Saturday, August 10, 2019

8 Things You Need to Know About Buying Gemstones/Jewelry



1.         The Four Cs for buying diamonds are pretty well known by now, but just in case you missed the memo:
Carat    Size of the diamond by weight. Here’s a link to a great chart showing what different cuts and sizes look like: size chart. Just remember that size isn’t everything! Some people prefer a smaller, more sparkly (yeah, technical term) stone to a larger, duller one.
Color   Ideally, white diamonds are colorless. This is measured by GIA (Gemological Institute of America) on a scale of D to Z, D being colorless. Most people don’t detect faint amounts of color in a stone; the usual threshold of visibility is around K to L. Fancy Color diamonds are another matter.  The more color the better!
Cut       The amount of sparkle a cut stone has depends on the cut. Angles between facets and precise alignment of facet junctions can best be judged by a gemologist. Note that older/less modern cuts can be very charming, and really sparkly, especially in candlelight.
Clarity  Inclusions, cracks, feathers, the list goes on. If you can see stuff (another technical term) with your naked eye, you may want to move on to a better stone. Clarity is graded from Flawless (and really expensive) down to I3, which means not only can you see the problems, but they affect the integrity of the stone.

2.         Size matters. Some sizes are more popular and are priced accordingly, especially for diamonds.  For example, a one carat stone may cost more per carat than a stone that weighs 0.85 or 1.21 carats. (Numbers selected at random to illustrate smaller or larger.)
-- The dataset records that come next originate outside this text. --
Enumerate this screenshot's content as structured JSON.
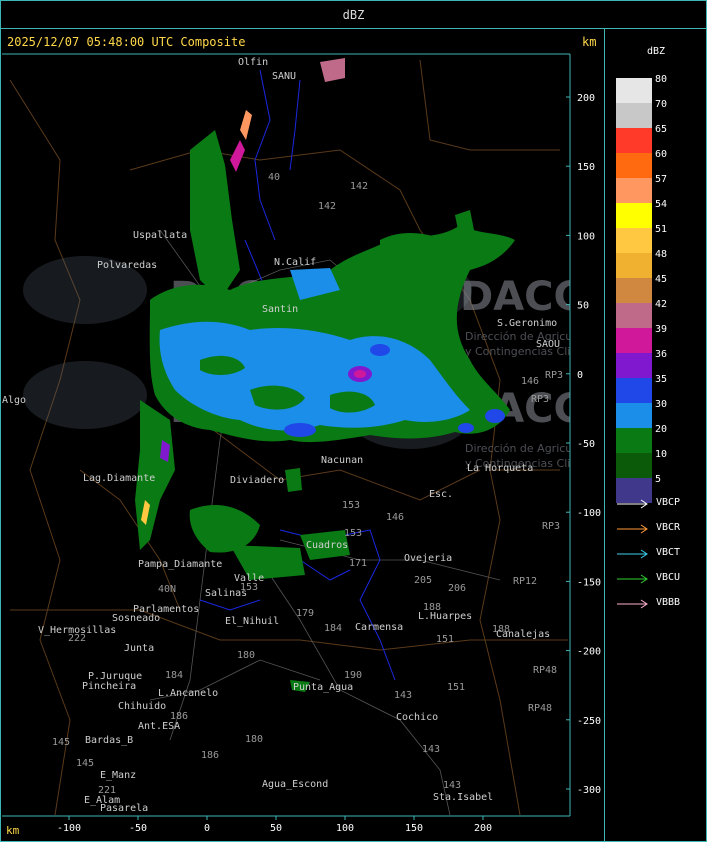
{
  "header": {
    "title": "dBZ"
  },
  "map": {
    "timestamp": "2025/12/07 05:48:00 UTC Composite",
    "km_label_top": "km",
    "km_label_bottom": "km",
    "x_ticks": [
      "-100",
      "-50",
      "0",
      "50",
      "100",
      "150",
      "200"
    ],
    "y_ticks": [
      "200",
      "150",
      "100",
      "50",
      "0",
      "-50",
      "-100",
      "-150",
      "-200",
      "-250",
      "-300"
    ],
    "places": [
      "Olfin",
      "SANU",
      "Uspallata",
      "Polvaredas",
      "N.Calif",
      "Santin",
      "S.Geronimo",
      "SAOU",
      "Nacunan",
      "La Horqueta",
      "Lag.Diamante",
      "Diviadero",
      "Esc.",
      "Pampa_Diamante",
      "Parlamentos",
      "Sosneado",
      "V_Hermosillas",
      "Junta",
      "P.Juruque",
      "Pincheira",
      "Chihuido",
      "L.Ancanelo",
      "Ant.ESA",
      "Bardas_B",
      "E_Manz",
      "E_Alam",
      "Pasarela",
      "Punta_Agua",
      "Agua_Escond",
      "Cochico",
      "Sta.Isabel",
      "Carmensa",
      "Ovejeria",
      "L.Huarpes",
      "Canalejas",
      "El_Nihuil",
      "Salinas",
      "Cuadros",
      "Valle",
      "Algo"
    ],
    "roads": [
      "40",
      "142",
      "142",
      "146",
      "146",
      "153",
      "153",
      "153",
      "171",
      "179",
      "184",
      "184",
      "180",
      "180",
      "186",
      "186",
      "190",
      "143",
      "143",
      "143",
      "151",
      "151",
      "205",
      "206",
      "188",
      "188",
      "221",
      "222",
      "145",
      "145",
      "40N",
      "RP3",
      "RP3",
      "RP3",
      "RP12",
      "RP48",
      "RP48"
    ],
    "watermark": [
      "DACC",
      "Dirección de Agricultura",
      "y Contingencias Climáticas"
    ]
  },
  "legend": {
    "title": "dBZ",
    "scale": [
      {
        "label": "80",
        "color": "#e6e6e6"
      },
      {
        "label": "70",
        "color": "#c8c8c8"
      },
      {
        "label": "65",
        "color": "#ff3a28"
      },
      {
        "label": "60",
        "color": "#ff6a10"
      },
      {
        "label": "57",
        "color": "#ff9860"
      },
      {
        "label": "54",
        "color": "#ffff00"
      },
      {
        "label": "51",
        "color": "#ffc840"
      },
      {
        "label": "48",
        "color": "#f0b030"
      },
      {
        "label": "45",
        "color": "#d08840"
      },
      {
        "label": "42",
        "color": "#c06a8a"
      },
      {
        "label": "39",
        "color": "#d0189a"
      },
      {
        "label": "36",
        "color": "#8018d0"
      },
      {
        "label": "35",
        "color": "#2048e8"
      },
      {
        "label": "30",
        "color": "#1a8ee8"
      },
      {
        "label": "20",
        "color": "#0a7a14"
      },
      {
        "label": "10",
        "color": "#0a5a0a"
      },
      {
        "label": "5",
        "color": "#40388a"
      }
    ],
    "radars": [
      {
        "label": "VBCP",
        "color": "#ffffff"
      },
      {
        "label": "VBCR",
        "color": "#ff9a3a"
      },
      {
        "label": "VBCT",
        "color": "#40d0f0"
      },
      {
        "label": "VBCU",
        "color": "#30d030"
      },
      {
        "label": "VBBB",
        "color": "#ffb0d0"
      }
    ]
  }
}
3.         These days, many—most?—stones on the market are treated in some way. It’s good to know what the treatment was, but that doesn’t necessarily mean you shouldn’t buy.  Reputable jewelers reveal treatments.

4.         To look more knowledgeable, hold a jeweler’s loupe, that funny little magnifier, close to your eye and move the stone closer until it’s in focus.

5.         ‘Peridot’ is pronounced ‘peridoh’. Chalcedony is pronounced ’kalsedony’.
6.         Identifying a stone by color is not reliable.

7.         The ‘big’ precious stones are diamond, ruby, emerald, and sapphire. Semiprecious stones are often gorgeous and much easier on the pocketbook. (Mostly.)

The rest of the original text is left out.